Of course, this populist faux-rage at taxpayer-funded munchies has no truth to it. As Snopes notes, the original news source the rumors began on was the National Report, which ran the alarmingly-titled "Colorado Pot Shop Accepting Food Stamps – Taxpayer Funded Marijuana for Welfare Recipients" on January 3. The article claims that Rite Greens, a marijuana distributor, is accepting taxpayer-funded benefits in exchange for marijuana, even linking to their web site which proudly says "We accept EBT."

“If you are a tax payer in Colorado, you get to pay for welfare recipients, a majority of whom are Democrats of course, to smoke pot now,” Denver resident Paul Horner supposedly told the National Report. ”Where will this all end?  First it was Obamaphones, then Obamacare, now Obamaweed? Will we be paying for tattoos, manicures, body piercings, gay marriages and porn next?"

And store owner JC Franco told their reporter that “Everyone should have access to marijuana. If a user is not able to afford their buds on a limited budget, then having taxpayers help cover the shortage is only fair. This isn’t a right only for the wealthy.”

The only problem is that the National Report is actually a fake news site, designed to trick conservatives into believing that satirical articles written from an extreme-right viewpoint are true. It's a deliberate example of Poe's Law — the idea that without knowing the author's intent, it's impossible to tell the difference between extremism and parody — in action. The National Report relies on other sites like Conservative Frontline to buy the stories and help trick unwary (or unintelligent) right-wingers into falling for blatant lies.

For what it's worth, sites like the Daily Paul also fell for the hoax.

According to dispensary operator Ryan Cook, there's nothing to suggest that pot shops would accept EBT or allow benefits to be used to purchase drugs.

"I've never heard of it. We've never seen it in any of our locations," Cook told Townhall.

The food-stamps-for-weed story holds about as much salt as the "37 dead in marijuana overdoses" hoax which also went viral on anti-marijuana media.

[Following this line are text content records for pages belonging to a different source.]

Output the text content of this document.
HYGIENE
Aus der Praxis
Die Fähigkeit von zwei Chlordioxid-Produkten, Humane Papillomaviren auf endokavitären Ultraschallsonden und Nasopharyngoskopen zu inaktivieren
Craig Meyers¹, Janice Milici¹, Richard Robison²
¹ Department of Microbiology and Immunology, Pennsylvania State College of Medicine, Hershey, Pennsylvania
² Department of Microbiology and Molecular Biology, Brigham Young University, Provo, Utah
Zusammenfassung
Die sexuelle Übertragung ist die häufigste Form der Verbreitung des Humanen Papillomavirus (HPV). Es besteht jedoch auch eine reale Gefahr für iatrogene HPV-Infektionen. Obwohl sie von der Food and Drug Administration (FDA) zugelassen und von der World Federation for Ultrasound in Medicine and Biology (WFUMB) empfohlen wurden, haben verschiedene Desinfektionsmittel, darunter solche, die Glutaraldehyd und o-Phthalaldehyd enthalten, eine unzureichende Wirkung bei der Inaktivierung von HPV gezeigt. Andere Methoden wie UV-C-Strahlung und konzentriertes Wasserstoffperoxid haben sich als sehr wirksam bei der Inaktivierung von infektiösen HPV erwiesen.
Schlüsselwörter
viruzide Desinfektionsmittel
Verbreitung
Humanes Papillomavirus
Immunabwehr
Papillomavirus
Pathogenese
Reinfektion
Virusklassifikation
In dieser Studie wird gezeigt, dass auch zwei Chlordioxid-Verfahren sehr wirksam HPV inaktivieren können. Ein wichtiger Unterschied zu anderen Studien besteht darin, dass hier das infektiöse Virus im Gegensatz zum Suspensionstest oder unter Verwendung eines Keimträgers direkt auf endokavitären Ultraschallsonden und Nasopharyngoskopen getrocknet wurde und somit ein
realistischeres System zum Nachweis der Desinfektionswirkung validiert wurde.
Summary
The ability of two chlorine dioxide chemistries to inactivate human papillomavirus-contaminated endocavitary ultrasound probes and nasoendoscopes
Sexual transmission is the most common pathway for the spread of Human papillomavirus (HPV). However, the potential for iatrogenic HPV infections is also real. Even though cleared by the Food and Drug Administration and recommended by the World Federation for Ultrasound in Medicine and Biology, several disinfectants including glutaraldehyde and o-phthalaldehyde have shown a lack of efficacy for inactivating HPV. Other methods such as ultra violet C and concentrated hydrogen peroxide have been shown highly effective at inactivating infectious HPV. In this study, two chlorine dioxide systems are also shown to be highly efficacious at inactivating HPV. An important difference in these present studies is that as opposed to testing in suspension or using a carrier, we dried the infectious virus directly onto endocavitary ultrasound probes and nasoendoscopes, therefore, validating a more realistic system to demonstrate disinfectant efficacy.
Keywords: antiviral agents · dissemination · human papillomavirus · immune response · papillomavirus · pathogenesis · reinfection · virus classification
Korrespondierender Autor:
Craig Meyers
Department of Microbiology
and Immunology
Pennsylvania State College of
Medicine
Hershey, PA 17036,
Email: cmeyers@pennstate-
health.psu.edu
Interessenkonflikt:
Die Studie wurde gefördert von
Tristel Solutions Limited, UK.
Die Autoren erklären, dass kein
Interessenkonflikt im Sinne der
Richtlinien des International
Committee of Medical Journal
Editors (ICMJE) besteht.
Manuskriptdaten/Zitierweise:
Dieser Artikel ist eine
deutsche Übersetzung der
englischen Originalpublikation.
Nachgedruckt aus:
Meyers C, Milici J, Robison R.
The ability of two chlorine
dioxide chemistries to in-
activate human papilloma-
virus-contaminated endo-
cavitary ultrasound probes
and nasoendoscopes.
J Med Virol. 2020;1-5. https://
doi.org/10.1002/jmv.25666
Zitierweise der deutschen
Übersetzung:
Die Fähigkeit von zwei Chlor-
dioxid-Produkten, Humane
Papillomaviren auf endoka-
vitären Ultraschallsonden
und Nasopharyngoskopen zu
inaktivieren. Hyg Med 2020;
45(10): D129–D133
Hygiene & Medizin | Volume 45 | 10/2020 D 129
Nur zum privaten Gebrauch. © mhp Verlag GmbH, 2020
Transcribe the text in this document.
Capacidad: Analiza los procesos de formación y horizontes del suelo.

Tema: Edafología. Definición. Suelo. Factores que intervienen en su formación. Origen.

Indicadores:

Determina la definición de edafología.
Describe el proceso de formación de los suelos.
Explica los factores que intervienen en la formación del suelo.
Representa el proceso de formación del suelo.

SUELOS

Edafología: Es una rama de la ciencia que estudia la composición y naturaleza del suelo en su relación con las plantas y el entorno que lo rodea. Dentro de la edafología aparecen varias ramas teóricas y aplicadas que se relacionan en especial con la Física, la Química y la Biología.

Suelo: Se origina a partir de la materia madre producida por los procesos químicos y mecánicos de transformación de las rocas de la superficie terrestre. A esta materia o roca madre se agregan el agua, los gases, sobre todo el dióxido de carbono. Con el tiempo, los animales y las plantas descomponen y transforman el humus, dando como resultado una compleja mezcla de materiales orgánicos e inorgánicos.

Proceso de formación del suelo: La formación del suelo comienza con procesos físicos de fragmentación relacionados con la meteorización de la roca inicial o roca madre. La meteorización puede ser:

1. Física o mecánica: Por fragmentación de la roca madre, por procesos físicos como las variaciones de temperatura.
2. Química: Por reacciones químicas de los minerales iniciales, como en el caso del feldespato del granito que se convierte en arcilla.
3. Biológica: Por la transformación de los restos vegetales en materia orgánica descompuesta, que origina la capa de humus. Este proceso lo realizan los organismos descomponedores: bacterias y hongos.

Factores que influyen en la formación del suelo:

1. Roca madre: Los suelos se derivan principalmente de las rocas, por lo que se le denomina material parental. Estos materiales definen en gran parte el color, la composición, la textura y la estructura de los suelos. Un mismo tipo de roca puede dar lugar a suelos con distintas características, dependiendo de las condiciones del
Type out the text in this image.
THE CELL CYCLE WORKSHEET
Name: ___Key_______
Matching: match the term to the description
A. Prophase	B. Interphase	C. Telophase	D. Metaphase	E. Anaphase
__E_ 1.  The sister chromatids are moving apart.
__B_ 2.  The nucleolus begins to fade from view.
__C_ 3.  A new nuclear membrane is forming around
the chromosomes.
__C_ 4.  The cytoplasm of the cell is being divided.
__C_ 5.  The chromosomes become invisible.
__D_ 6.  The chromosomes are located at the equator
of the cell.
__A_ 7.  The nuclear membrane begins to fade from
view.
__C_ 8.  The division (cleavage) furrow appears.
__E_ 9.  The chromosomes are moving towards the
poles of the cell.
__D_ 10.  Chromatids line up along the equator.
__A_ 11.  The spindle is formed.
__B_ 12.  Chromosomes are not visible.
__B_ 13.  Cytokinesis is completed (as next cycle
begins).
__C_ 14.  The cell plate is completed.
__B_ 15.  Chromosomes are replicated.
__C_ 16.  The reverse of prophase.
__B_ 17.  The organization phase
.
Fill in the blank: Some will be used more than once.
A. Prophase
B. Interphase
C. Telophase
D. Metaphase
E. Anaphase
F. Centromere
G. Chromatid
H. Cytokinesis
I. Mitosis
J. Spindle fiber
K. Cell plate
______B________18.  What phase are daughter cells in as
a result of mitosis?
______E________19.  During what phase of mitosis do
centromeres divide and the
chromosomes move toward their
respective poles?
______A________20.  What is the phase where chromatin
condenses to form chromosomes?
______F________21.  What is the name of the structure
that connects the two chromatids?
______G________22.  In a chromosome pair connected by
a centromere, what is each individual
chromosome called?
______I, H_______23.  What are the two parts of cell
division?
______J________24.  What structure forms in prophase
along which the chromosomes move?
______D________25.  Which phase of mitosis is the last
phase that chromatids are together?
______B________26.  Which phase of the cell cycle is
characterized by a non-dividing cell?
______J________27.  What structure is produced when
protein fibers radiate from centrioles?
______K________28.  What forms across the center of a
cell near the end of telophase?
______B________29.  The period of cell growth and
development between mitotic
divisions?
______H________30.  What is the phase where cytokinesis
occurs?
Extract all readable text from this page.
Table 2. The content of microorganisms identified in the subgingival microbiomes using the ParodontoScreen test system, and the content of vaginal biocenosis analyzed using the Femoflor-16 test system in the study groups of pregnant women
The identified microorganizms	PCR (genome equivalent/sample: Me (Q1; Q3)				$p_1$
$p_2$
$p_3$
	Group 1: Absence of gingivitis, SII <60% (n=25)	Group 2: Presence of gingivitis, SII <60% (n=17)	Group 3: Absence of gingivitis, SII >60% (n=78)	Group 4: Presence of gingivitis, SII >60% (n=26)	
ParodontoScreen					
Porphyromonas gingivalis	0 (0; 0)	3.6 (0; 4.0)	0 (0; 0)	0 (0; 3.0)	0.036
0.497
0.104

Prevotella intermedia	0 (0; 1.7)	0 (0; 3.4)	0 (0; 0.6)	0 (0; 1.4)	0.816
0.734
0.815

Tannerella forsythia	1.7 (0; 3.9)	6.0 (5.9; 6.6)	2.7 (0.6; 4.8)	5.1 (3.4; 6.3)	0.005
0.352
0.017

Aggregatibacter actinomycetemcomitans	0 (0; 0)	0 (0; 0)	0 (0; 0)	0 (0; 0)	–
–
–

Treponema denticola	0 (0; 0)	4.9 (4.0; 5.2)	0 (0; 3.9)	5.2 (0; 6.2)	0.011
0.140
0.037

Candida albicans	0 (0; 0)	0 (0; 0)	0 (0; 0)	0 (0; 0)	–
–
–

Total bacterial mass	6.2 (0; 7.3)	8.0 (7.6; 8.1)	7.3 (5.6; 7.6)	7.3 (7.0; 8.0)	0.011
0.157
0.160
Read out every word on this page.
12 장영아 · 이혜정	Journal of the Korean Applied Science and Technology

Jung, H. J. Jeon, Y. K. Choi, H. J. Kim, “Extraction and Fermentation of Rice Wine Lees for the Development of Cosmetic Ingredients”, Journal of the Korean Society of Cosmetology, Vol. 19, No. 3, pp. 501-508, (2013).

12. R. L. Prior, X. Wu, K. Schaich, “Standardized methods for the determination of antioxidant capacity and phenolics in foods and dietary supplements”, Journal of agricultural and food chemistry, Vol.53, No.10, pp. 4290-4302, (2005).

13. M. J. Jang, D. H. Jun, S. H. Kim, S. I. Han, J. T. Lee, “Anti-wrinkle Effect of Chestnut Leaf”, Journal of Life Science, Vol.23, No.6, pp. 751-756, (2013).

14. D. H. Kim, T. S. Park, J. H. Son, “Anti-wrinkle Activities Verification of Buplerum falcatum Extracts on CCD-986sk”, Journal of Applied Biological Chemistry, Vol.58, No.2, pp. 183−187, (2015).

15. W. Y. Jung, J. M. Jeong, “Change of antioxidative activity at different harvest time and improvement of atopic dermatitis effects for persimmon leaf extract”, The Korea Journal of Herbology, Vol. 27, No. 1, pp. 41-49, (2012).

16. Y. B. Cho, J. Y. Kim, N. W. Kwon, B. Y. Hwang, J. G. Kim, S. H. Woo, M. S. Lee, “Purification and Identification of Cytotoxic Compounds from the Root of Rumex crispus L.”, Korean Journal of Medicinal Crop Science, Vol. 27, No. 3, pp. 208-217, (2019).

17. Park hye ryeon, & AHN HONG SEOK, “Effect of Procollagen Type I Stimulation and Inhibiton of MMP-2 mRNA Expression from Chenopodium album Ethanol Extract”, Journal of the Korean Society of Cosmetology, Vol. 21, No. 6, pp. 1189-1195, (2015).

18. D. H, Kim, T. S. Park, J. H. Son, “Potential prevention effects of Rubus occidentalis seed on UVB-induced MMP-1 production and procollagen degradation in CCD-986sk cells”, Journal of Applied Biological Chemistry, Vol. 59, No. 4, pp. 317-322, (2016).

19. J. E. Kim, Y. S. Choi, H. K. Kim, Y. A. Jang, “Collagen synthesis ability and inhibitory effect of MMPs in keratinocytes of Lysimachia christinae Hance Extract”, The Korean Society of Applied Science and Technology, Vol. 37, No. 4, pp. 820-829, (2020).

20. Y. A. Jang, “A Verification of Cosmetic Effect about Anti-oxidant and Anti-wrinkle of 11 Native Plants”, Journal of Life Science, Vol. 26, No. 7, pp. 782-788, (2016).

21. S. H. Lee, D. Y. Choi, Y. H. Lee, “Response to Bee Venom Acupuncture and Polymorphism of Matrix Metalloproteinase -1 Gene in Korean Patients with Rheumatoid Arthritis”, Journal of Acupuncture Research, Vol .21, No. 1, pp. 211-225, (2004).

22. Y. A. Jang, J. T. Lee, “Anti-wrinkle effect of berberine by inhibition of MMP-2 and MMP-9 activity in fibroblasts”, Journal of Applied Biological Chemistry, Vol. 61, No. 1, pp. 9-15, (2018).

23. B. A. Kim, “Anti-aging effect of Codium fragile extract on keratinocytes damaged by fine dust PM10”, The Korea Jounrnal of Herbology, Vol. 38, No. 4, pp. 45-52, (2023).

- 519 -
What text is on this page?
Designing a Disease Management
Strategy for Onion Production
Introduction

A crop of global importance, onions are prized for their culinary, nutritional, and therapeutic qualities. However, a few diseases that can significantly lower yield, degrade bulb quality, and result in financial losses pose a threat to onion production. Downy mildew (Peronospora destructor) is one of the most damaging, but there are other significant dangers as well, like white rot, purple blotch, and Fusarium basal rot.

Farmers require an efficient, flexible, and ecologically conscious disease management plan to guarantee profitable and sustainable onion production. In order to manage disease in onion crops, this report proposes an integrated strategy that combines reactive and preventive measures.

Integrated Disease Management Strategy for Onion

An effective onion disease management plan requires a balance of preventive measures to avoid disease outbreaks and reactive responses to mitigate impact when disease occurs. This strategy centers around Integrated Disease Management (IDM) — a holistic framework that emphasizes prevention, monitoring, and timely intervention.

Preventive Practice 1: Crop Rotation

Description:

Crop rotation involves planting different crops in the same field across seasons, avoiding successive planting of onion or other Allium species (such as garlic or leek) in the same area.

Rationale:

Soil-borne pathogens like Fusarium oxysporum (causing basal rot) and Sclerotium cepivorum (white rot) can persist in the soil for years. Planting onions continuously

But that hasn't stopped Colorado's legislators from jumping into action. Rep. Jared Wright (R) has introduced a bill to ban EBT use at marijuana dispensaries, where they're already not used and not accepted.

"We need this bill, if for nothing else, as a statement," Wright told the Associated Press.

"We shouldn't be enabling anyone to buy a substance that is banned under federal law. It's not a good use of taxpayer money."

It probably isn't. But is tackling a fake problem a good use of the legislature's time?